Mais ces contrastes, ces paradoxes et ces déchirements n'épargnent pas non plus les hommes. Emmanuel Toukara et Augustin M'Bengué, qui viennent de décrocher à Paris leurs diplômes d'avocat et de médecin, sont partagés entre la culture occidentale et la tradition africaine, entre le christianisme et la magie, entre leur ambition et leur impuissance, entre le souvenir des femmes blanches et la splendeur sensuelle des Noires.

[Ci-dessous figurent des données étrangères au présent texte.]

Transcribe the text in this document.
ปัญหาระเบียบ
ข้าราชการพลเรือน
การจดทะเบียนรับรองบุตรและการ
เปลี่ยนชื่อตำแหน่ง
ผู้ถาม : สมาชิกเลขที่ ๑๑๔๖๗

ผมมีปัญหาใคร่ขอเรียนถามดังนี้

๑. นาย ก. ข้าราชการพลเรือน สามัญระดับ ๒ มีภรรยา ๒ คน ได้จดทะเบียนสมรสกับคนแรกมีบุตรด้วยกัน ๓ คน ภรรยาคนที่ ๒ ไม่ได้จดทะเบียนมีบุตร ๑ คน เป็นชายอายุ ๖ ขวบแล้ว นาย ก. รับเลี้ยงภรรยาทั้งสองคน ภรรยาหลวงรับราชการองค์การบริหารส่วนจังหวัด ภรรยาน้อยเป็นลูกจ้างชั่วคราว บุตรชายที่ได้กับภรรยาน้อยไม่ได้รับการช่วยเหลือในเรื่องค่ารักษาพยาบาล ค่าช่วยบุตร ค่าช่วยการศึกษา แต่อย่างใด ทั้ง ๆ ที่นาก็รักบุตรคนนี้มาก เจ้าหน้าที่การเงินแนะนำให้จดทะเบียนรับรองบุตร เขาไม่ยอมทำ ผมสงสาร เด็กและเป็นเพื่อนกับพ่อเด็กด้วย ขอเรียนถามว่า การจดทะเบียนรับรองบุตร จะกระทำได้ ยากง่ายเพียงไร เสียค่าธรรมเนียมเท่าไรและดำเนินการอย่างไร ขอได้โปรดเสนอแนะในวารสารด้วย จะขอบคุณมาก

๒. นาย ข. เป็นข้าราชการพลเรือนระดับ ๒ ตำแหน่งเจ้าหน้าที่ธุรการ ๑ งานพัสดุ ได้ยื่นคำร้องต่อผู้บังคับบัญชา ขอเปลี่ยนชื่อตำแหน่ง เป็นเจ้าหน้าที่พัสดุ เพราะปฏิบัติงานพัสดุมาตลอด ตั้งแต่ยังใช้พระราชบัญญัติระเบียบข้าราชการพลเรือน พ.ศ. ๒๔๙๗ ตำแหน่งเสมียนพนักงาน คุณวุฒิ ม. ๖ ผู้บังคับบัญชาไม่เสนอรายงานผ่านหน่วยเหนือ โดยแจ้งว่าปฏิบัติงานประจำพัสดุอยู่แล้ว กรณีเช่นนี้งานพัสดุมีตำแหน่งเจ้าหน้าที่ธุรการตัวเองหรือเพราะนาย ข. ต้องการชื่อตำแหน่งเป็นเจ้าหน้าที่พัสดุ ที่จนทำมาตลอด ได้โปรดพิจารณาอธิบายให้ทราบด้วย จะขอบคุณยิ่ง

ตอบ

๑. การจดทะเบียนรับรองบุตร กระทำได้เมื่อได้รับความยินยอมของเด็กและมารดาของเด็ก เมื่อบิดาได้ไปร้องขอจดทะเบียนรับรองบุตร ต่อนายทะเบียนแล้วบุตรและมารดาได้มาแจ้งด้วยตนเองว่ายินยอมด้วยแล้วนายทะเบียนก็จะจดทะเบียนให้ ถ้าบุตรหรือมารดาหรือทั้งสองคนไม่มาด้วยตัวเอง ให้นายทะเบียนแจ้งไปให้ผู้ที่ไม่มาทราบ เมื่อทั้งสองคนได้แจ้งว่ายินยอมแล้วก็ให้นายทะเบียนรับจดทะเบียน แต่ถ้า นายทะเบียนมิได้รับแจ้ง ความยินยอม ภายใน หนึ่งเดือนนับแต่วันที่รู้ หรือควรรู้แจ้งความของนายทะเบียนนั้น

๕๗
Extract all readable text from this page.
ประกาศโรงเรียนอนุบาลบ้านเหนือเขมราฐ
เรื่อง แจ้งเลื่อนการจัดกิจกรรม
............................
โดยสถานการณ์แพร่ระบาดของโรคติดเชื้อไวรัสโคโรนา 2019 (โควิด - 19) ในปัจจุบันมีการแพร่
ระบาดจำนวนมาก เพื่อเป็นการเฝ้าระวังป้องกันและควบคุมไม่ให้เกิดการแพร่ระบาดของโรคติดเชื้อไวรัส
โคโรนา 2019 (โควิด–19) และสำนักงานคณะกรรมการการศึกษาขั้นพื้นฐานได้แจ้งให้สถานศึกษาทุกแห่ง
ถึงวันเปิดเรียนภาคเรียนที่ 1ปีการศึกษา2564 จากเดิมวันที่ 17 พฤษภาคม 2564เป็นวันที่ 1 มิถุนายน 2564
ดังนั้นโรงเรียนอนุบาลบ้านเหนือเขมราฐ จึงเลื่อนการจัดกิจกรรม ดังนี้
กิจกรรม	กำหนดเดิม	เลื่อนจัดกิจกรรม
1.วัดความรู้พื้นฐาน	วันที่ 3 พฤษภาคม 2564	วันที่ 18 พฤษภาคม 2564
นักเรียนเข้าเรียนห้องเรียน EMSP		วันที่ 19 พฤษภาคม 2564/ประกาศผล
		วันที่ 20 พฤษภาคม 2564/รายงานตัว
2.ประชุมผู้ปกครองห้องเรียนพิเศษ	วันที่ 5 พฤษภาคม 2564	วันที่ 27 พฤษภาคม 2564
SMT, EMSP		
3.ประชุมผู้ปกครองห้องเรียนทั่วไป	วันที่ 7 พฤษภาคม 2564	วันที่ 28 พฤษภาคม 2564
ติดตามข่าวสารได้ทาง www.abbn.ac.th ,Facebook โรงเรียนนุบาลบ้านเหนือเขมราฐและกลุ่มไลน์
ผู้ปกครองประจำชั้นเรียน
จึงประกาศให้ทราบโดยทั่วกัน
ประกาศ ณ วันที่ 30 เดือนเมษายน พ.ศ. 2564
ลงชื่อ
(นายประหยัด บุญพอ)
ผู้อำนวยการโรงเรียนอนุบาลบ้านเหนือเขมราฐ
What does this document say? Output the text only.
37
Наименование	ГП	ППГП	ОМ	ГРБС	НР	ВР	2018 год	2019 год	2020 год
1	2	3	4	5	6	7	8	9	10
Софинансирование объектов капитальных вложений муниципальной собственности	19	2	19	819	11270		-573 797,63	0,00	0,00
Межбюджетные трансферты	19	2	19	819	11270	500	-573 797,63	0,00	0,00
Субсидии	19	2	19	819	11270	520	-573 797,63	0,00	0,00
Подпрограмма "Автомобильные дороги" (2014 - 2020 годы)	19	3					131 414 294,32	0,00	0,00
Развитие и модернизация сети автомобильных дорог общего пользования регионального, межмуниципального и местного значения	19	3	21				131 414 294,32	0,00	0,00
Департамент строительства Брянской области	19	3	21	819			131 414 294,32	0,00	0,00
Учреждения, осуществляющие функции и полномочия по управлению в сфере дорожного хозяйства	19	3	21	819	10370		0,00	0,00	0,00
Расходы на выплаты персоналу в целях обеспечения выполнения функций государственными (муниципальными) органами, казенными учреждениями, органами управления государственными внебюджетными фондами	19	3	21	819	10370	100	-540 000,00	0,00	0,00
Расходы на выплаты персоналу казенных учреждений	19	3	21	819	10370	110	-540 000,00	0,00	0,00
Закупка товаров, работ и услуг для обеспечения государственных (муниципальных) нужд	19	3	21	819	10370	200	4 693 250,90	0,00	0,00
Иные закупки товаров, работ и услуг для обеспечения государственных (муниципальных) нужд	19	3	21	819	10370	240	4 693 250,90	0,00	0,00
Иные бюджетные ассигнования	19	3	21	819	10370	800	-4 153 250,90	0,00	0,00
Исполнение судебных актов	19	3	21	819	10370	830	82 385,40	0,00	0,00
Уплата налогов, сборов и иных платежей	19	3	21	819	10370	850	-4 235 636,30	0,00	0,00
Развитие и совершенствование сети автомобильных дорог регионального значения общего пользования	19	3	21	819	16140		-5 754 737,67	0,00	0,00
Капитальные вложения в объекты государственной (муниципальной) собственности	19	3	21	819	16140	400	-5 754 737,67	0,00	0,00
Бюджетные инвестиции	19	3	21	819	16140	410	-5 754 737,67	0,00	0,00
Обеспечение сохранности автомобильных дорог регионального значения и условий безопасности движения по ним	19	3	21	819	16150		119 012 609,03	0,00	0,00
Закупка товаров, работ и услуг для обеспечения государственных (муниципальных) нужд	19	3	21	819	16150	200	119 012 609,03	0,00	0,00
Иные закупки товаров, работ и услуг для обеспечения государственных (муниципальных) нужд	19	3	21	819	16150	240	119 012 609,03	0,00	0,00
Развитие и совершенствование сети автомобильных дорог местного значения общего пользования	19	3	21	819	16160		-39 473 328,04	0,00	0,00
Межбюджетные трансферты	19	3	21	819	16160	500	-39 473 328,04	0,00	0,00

De retour dans leur pays, encore ivre de son indépendance, ils se sentent à la fois « mal dans notre peau d'Occidental et mal dans leur peau d'Africain ». Après s'être trompés d'amour, d'ambition, de fidélité, où se retrouveront-ils, ces « enfants naturels que l'Occident a faits à leur mère l'Afrique » ?
Mon avis :
Ce n'est pas un des meilleurs titres de Gilbert Cesbron, auteur catholique et humaniste : on peut le dire au sens propre, car Cesbron sut capter l'attention par des titres remarquables, comme Il est minuit, docteur Schweitzer, Il est plus tard que tu ne penses, Notre prison est un royaume... Ici, le titre, s'il est moins percutant, a le mérite d'annoncer la couleur - il est question de garder son identité lorsqu'on a un regard à la fois africain (inné) et européen (acquis).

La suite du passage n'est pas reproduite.